The governing body of track argued in court that Olympic champion Caster Semenya is “biologically male” and that is the reason she should reduce her natural testosterone to be allowed to compete in female competitions, according to documents released publicly for the first time Tuesday and which provide new insight into a bitter legal fight.
The documents released by sport’s highest court show that Semenya responded by telling the judges that being described as biologically male “hurts more than I can put in words.” The 28-year-old South African runner said she was unable to express how insulted she felt at the IAAF “telling me that I am not a woman.”
The IAAF’s stance on Semenya and other female athletes affected by its new testosterone regulations — and Semenya’s outrage at the biological male claim — was revealed in a 163-page decision published by the Switzerland-based Court of Arbitration for Sport. It details parts of the courtroom exchanges that were held behind closed doors when Semenya challenged the IAAF over the highly contentious hormone rules in a five-day hearing in February. CAS previously had released only short excerpts of the final verdict announced last month.
Tuesday’s fuller court records, which were still redacted, show the IAAF referred to the two-time Olympic and three-time world champion as one of a number of “biologically male athletes with female gender identities.”
Photo: GEOFFROY VAN DER HASSELT;Geoffroy Van Der Hasselt / AFP / Getty Images
Arguing that Semenya and others like her should be subject to its hormone limits to ensure fairness in female competitions, the IAAF stated: “There are some contexts where biology has to trump identity.”
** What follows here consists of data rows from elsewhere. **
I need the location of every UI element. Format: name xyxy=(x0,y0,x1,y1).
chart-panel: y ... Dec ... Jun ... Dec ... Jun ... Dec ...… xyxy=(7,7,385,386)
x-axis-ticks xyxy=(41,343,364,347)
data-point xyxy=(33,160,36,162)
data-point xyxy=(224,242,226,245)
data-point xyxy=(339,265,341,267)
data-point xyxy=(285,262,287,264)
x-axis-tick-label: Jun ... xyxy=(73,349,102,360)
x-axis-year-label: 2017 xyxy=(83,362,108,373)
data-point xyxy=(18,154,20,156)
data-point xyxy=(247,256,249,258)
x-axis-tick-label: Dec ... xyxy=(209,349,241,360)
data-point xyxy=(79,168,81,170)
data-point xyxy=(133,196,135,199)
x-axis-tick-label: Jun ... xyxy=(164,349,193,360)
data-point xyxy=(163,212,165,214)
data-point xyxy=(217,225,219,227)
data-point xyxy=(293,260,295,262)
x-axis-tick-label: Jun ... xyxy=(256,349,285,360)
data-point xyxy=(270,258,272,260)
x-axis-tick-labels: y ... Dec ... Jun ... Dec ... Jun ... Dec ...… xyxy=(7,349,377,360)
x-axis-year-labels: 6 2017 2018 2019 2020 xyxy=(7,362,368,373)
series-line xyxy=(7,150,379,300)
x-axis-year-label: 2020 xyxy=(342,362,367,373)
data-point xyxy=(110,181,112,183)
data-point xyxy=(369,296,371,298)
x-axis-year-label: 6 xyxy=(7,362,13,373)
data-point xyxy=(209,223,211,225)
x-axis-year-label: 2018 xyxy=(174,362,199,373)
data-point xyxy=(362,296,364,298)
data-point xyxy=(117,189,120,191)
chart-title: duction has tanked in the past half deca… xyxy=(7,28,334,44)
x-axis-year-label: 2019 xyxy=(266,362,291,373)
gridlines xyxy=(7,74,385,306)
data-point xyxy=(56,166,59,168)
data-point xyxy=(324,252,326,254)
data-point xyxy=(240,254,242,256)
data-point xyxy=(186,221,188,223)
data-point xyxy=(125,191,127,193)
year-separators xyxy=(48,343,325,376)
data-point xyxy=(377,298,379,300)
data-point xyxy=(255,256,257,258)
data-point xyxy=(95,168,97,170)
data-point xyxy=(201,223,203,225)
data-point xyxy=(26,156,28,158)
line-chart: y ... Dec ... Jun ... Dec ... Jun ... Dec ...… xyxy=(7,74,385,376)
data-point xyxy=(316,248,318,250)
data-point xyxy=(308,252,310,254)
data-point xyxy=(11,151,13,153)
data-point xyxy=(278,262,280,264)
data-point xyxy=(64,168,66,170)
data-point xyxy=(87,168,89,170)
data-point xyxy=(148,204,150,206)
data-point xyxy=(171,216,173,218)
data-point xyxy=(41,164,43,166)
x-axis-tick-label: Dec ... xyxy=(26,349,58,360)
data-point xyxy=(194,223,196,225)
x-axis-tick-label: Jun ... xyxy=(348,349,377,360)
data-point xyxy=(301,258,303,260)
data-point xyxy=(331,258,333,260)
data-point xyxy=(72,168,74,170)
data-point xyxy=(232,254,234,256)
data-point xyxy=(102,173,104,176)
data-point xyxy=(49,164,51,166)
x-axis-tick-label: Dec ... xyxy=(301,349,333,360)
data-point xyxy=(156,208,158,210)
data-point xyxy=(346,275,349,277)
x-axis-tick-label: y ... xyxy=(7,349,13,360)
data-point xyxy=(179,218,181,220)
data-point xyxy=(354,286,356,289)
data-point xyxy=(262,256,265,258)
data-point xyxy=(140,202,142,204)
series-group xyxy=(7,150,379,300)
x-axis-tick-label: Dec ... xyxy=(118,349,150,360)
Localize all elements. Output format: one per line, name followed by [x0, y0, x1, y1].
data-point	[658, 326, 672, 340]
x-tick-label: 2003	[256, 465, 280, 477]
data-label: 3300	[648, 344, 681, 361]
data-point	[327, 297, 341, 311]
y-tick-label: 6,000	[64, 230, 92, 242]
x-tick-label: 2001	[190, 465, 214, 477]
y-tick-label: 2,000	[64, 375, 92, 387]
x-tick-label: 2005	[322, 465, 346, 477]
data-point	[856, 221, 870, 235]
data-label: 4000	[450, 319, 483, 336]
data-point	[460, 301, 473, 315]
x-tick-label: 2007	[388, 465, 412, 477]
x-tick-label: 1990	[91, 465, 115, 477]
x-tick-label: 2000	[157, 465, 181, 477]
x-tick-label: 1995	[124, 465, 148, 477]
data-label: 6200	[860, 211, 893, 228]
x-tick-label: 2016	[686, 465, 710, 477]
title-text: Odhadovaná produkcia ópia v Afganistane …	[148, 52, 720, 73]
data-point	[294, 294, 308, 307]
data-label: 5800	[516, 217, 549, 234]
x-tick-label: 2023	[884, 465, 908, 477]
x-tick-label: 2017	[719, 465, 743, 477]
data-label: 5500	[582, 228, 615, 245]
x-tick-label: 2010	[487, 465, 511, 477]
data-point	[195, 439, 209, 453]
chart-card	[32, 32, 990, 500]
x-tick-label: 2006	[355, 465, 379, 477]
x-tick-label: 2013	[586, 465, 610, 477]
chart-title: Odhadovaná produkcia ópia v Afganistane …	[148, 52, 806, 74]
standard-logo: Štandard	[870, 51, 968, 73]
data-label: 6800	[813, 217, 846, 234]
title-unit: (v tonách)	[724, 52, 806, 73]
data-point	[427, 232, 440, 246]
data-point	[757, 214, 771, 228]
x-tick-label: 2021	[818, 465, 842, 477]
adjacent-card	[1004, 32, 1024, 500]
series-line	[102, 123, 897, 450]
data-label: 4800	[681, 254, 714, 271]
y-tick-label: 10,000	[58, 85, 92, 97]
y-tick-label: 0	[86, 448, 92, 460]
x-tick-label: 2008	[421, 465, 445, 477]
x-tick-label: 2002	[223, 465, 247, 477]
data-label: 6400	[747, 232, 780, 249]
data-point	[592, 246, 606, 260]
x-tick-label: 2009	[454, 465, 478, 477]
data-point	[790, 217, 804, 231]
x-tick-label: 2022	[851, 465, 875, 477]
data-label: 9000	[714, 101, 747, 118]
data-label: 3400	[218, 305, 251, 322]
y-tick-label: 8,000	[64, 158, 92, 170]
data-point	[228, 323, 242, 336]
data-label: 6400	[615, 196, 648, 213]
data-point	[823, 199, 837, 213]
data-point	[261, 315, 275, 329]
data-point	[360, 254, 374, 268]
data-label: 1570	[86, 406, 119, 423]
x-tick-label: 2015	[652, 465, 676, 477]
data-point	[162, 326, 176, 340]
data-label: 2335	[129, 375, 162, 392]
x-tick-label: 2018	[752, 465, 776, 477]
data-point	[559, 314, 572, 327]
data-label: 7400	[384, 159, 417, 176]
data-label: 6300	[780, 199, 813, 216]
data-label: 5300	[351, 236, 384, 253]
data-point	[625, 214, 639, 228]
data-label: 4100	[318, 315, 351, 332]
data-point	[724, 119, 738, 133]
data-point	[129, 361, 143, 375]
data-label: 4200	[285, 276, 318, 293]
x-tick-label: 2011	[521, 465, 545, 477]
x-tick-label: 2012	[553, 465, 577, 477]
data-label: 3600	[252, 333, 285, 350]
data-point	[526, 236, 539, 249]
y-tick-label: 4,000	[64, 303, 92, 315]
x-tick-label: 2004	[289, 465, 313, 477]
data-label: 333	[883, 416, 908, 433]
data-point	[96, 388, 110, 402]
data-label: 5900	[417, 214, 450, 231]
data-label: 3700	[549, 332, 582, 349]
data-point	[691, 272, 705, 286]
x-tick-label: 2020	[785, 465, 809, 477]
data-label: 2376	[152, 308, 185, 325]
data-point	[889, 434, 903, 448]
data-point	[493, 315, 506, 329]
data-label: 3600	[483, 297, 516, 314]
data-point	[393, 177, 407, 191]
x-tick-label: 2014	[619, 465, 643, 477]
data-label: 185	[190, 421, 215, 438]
Semenya was legally identified as female at birth and has identified as female her whole life. But the IAAF says she is one of a number of female runners in elite athletics who have medical conditions known as “differences of sex development” and who were born with the typical male XY chromosome pattern. That gives them some male biological characteristics, male levels of the hormone testosterone after puberty, and an unfair athletic advantage over other female athletes, the IAAF says.
Semenya, who has been fighting the IAAF ever since she was embroiled in a gender-verification test at the world championships 10 years ago, says the rules should be discarded and she should be allowed to run in her natural form.
The IAAF won the recent case at CAS by a 2-1 majority of the panel of judges, allowing it to implement the testosterone limits. But in the latest legal twist, Semenya appealed the CAS verdict to Switzerland’s supreme court on human-rights grounds. She won an interim ruling to temporarily suspend the hormone regulations and the Swiss supreme court will hear her full appeal.
In a statement released later Tuesday, Semenya said: “I will not allow the IAAF to use me and my body again.”
Gerald Imray is an Associated Press writer.